His eyes flicker to them, then back to my face. “Are you sure you don’t want to keep hold of them?”

“No.” I shake my head. “I won’t be needing them anymore.”

Reluctantly, he takes them from me.

I start to walk toward the gates, when he says, “If you need driven somewhere, Parker can take you wherever you want to go.” He thumbs back to Parker, the other security guard, who is standing by the door, watching our interaction.

“No, it’s okay. Thanks. I’ve got a cab coming.” It’s at that moment the cab rolls up.

“Bye, Jackson. Bye, Parker.” I give a small wave.

Jackson gives me a sad smile as Parker opens the gates, letting me out.

Without a backward glance, I climb into the cab, settling my bags beside me.

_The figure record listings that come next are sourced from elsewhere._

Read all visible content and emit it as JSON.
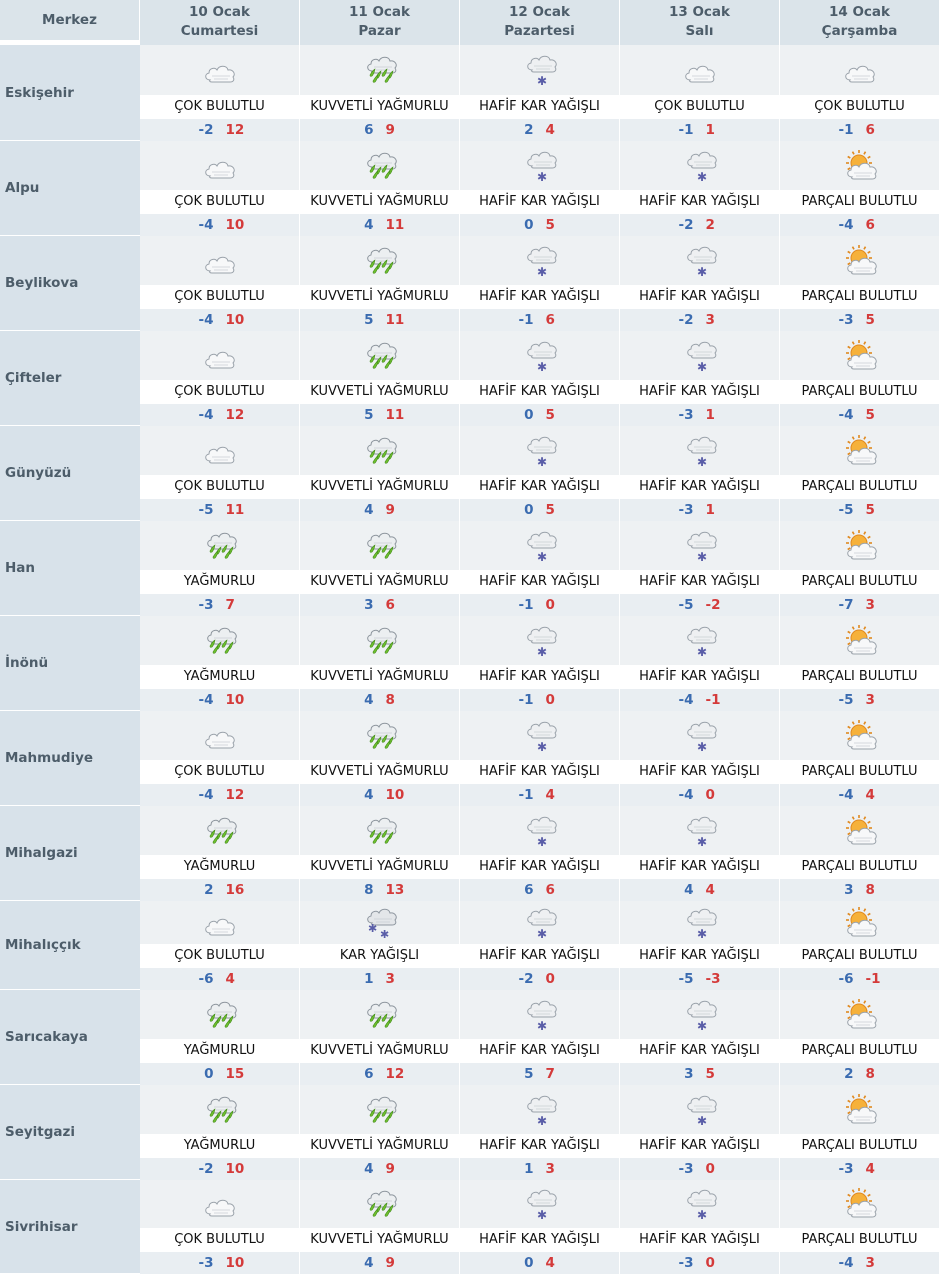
{
  "header": {
    "corner": "Merkez",
    "days": [
      {
        "date": "10 Ocak",
        "weekday": "Cumartesi"
      },
      {
        "date": "11 Ocak",
        "weekday": "Pazar"
      },
      {
        "date": "12 Ocak",
        "weekday": "Pazartesi"
      },
      {
        "date": "13 Ocak",
        "weekday": "Salı"
      },
      {
        "date": "14 Ocak",
        "weekday": "Çarşamba"
      }
    ]
  },
  "icons": {
    "cloudy": "cloudy-icon",
    "heavy-rain": "heavy-rain-icon",
    "rain": "rain-icon",
    "light-snow": "light-snow-icon",
    "snow": "snow-icon",
    "partly-cloudy": "partly-cloudy-icon"
  },
  "colors": {
    "min": "#3a6bb0",
    "max": "#d43a3a"
  },
  "locations": [
    {
      "name": "Eskişehir",
      "days": [
        {
          "icon": "cloudy",
          "desc": "ÇOK BULUTLU",
          "min": "-2",
          "max": "12"
        },
        {
          "icon": "heavy-rain",
          "desc": "KUVVETLİ YAĞMURLU",
          "min": "6",
          "max": "9"
        },
        {
          "icon": "light-snow",
          "desc": "HAFİF KAR YAĞIŞLI",
          "min": "2",
          "max": "4"
        },
        {
          "icon": "cloudy",
          "desc": "ÇOK BULUTLU",
          "min": "-1",
          "max": "1"
        },
        {
          "icon": "cloudy",
          "desc": "ÇOK BULUTLU",
          "min": "-1",
          "max": "6"
        }
      ]
    },
    {
      "name": "Alpu",
      "days": [
        {
          "icon": "cloudy",
          "desc": "ÇOK BULUTLU",
          "min": "-4",
          "max": "10"
        },
        {
          "icon": "heavy-rain",
          "desc": "KUVVETLİ YAĞMURLU",
          "min": "4",
          "max": "11"
        },
        {
          "icon": "light-snow",
          "desc": "HAFİF KAR YAĞIŞLI",
          "min": "0",
          "max": "5"
        },
        {
          "icon": "light-snow",
          "desc": "HAFİF KAR YAĞIŞLI",
          "min": "-2",
          "max": "2"
        },
        {
          "icon": "partly-cloudy",
          "desc": "PARÇALI BULUTLU",
          "min": "-4",
          "max": "6"
        }
      ]
    },
    {
      "name": "Beylikova",
      "days": [
        {
          "icon": "cloudy",
          "desc": "ÇOK BULUTLU",
          "min": "-4",
          "max": "10"
        },
        {
          "icon": "heavy-rain",
          "desc": "KUVVETLİ YAĞMURLU",
          "min": "5",
          "max": "11"
        },
        {
          "icon": "light-snow",
          "desc": "HAFİF KAR YAĞIŞLI",
          "min": "-1",
          "max": "6"
        },
        {
          "icon": "light-snow",
          "desc": "HAFİF KAR YAĞIŞLI",
          "min": "-2",
          "max": "3"
        },
        {
          "icon": "partly-cloudy",
          "desc": "PARÇALI BULUTLU",
          "min": "-3",
          "max": "5"
        }
      ]
    },
    {
      "name": "Çifteler",
      "days": [
        {
          "icon": "cloudy",
          "desc": "ÇOK BULUTLU",
          "min": "-4",
          "max": "12"
        },
        {
          "icon": "heavy-rain",
          "desc": "KUVVETLİ YAĞMURLU",
          "min": "5",
          "max": "11"
        },
        {
          "icon": "light-snow",
          "desc": "HAFİF KAR YAĞIŞLI",
          "min": "0",
          "max": "5"
        },
        {
          "icon": "light-snow",
          "desc": "HAFİF KAR YAĞIŞLI",
          "min": "-3",
          "max": "1"
        },
        {
          "icon": "partly-cloudy",
          "desc": "PARÇALI BULUTLU",
          "min": "-4",
          "max": "5"
        }
      ]
    },
    {
      "name": "Günyüzü",
      "days": [
        {
          "icon": "cloudy",
          "desc": "ÇOK BULUTLU",
          "min": "-5",
          "max": "11"
        },
        {
          "icon": "heavy-rain",
          "desc": "KUVVETLİ YAĞMURLU",
          "min": "4",
          "max": "9"
        },
        {
          "icon": "light-snow",
          "desc": "HAFİF KAR YAĞIŞLI",
          "min": "0",
          "max": "5"
        },
        {
          "icon": "light-snow",
          "desc": "HAFİF KAR YAĞIŞLI",
          "min": "-3",
          "max": "1"
        },
        {
          "icon": "partly-cloudy",
          "desc": "PARÇALI BULUTLU",
          "min": "-5",
          "max": "5"
        }
      ]
    },
    {
      "name": "Han",
      "days": [
        {
          "icon": "rain",
          "desc": "YAĞMURLU",
          "min": "-3",
          "max": "7"
        },
        {
          "icon": "heavy-rain",
          "desc": "KUVVETLİ YAĞMURLU",
          "min": "3",
          "max": "6"
        },
        {
          "icon": "light-snow",
          "desc": "HAFİF KAR YAĞIŞLI",
          "min": "-1",
          "max": "0"
        },
        {
          "icon": "light-snow",
          "desc": "HAFİF KAR YAĞIŞLI",
          "min": "-5",
          "max": "-2"
        },
        {
          "icon": "partly-cloudy",
          "desc": "PARÇALI BULUTLU",
          "min": "-7",
          "max": "3"
        }
      ]
    },
    {
      "name": "İnönü",
      "days": [
        {
          "icon": "rain",
          "desc": "YAĞMURLU",
          "min": "-4",
          "max": "10"
        },
        {
          "icon": "heavy-rain",
          "desc": "KUVVETLİ YAĞMURLU",
          "min": "4",
          "max": "8"
        },
        {
          "icon": "light-snow",
          "desc": "HAFİF KAR YAĞIŞLI",
          "min": "-1",
          "max": "0"
        },
        {
          "icon": "light-snow",
          "desc": "HAFİF KAR YAĞIŞLI",
          "min": "-4",
          "max": "-1"
        },
        {
          "icon": "partly-cloudy",
          "desc": "PARÇALI BULUTLU",
          "min": "-5",
          "max": "3"
        }
      ]
    },
    {
      "name": "Mahmudiye",
      "days": [
        {
          "icon": "cloudy",
          "desc": "ÇOK BULUTLU",
          "min": "-4",
          "max": "12"
        },
        {
          "icon": "heavy-rain",
          "desc": "KUVVETLİ YAĞMURLU",
          "min": "4",
          "max": "10"
        },
        {
          "icon": "light-snow",
          "desc": "HAFİF KAR YAĞIŞLI",
          "min": "-1",
          "max": "4"
        },
        {
          "icon": "light-snow",
          "desc": "HAFİF KAR YAĞIŞLI",
          "min": "-4",
          "max": "0"
        },
        {
          "icon": "partly-cloudy",
          "desc": "PARÇALI BULUTLU",
          "min": "-4",
          "max": "4"
        }
      ]
    },
    {
      "name": "Mihalgazi",
      "days": [
        {
          "icon": "rain",
          "desc": "YAĞMURLU",
          "min": "2",
          "max": "16"
        },
        {
          "icon": "heavy-rain",
          "desc": "KUVVETLİ YAĞMURLU",
          "min": "8",
          "max": "13"
        },
        {
          "icon": "light-snow",
          "desc": "HAFİF KAR YAĞIŞLI",
          "min": "6",
          "max": "6"
        },
        {
          "icon": "light-snow",
          "desc": "HAFİF KAR YAĞIŞLI",
          "min": "4",
          "max": "4"
        },
        {
          "icon": "partly-cloudy",
          "desc": "PARÇALI BULUTLU",
          "min": "3",
          "max": "8"
        }
      ]
    },
    {
      "name": "Mihalıççık",
      "days": [
        {
          "icon": "cloudy",
          "desc": "ÇOK BULUTLU",
          "min": "-6",
          "max": "4"
        },
        {
          "icon": "snow",
          "desc": "KAR YAĞIŞLI",
          "min": "1",
          "max": "3"
        },
        {
          "icon": "light-snow",
          "desc": "HAFİF KAR YAĞIŞLI",
          "min": "-2",
          "max": "0"
        },
        {
          "icon": "light-snow",
          "desc": "HAFİF KAR YAĞIŞLI",
          "min": "-5",
          "max": "-3"
        },
        {
          "icon": "partly-cloudy",
          "desc": "PARÇALI BULUTLU",
          "min": "-6",
          "max": "-1"
        }
      ]
    },
    {
      "name": "Sarıcakaya",
      "days": [
        {
          "icon": "rain",
          "desc": "YAĞMURLU",
          "min": "0",
          "max": "15"
        },
        {
          "icon": "heavy-rain",
          "desc": "KUVVETLİ YAĞMURLU",
          "min": "6",
          "max": "12"
        },
        {
          "icon": "light-snow",
          "desc": "HAFİF KAR YAĞIŞLI",
          "min": "5",
          "max": "7"
        },
        {
          "icon": "light-snow",
          "desc": "HAFİF KAR YAĞIŞLI",
          "min": "3",
          "max": "5"
        },
        {
          "icon": "partly-cloudy",
          "desc": "PARÇALI BULUTLU",
          "min": "2",
          "max": "8"
        }
      ]
    },
    {
      "name": "Seyitgazi",
      "days": [
        {
          "icon": "rain",
          "desc": "YAĞMURLU",
          "min": "-2",
          "max": "10"
        },
        {
          "icon": "heavy-rain",
          "desc": "KUVVETLİ YAĞMURLU",
          "min": "4",
          "max": "9"
        },
        {
          "icon": "light-snow",
          "desc": "HAFİF KAR YAĞIŞLI",
          "min": "1",
          "max": "3"
        },
        {
          "icon": "light-snow",
          "desc": "HAFİF KAR YAĞIŞLI",
          "min": "-3",
          "max": "0"
        },
        {
          "icon": "partly-cloudy",
          "desc": "PARÇALI BULUTLU",
          "min": "-3",
          "max": "4"
        }
      ]
    },
    {
      "name": "Sivrihisar",
      "days": [
        {
          "icon": "cloudy",
          "desc": "ÇOK BULUTLU",
          "min": "-3",
          "max": "10"
        },
        {
          "icon": "heavy-rain",
          "desc": "KUVVETLİ YAĞMURLU",
          "min": "4",
          "max": "9"
        },
        {
          "icon": "light-snow",
          "desc": "HAFİF KAR YAĞIŞLI",
          "min": "0",
          "max": "4"
        },
        {
          "icon": "light-snow",
          "desc": "HAFİF KAR YAĞIŞLI",
          "min": "-3",
          "max": "0"
        },
        {
          "icon": "partly-cloudy",
          "desc": "PARÇALI BULUTLU",
          "min": "-4",
          "max": "3"
        }
      ]
    }
  ]
}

“Where to?” the driver asks.

“LAX, please.”

JAKE…

CHAPTER ELEVEN

I’m pregnant.”

Tru’s pregnant. With my baby.

But she’s on the pill. How can she be pregnant?

Jesus f**king Christ. She’s pregnant. With my baby.

I can’t be a dad. I’m not dad material.

I get a smoke out of the pack and realise my hands are shaking.

I clench my hands into fists, trying to ease the tremors. I put a cigarette between my lips, light it, and take a long, slow drag.

Lowering the window, I blow the smoke out into the night, and stare out at LA.

The last time I was parked here, I was seeing to Tru on the hood of my car, and now I’m here after finding out I’m going to be a dad.

Fuck.

I know without a doubt that Tru will want the baby. An abortion won’t be an option for her.

Now I feel like the worst kind of bastard for even thinking it. Thinking of getting rid of a part of myself and Tru.

But what the f**k do I know about being a dad? Nothing. I know absolutely nothing. I didn’t exactly have the best teacher growing up. I may have had Dale for the last part, and sure, he’s a good guy, but the damage was done by that point. I was well beyond repair by the time Paul was gone.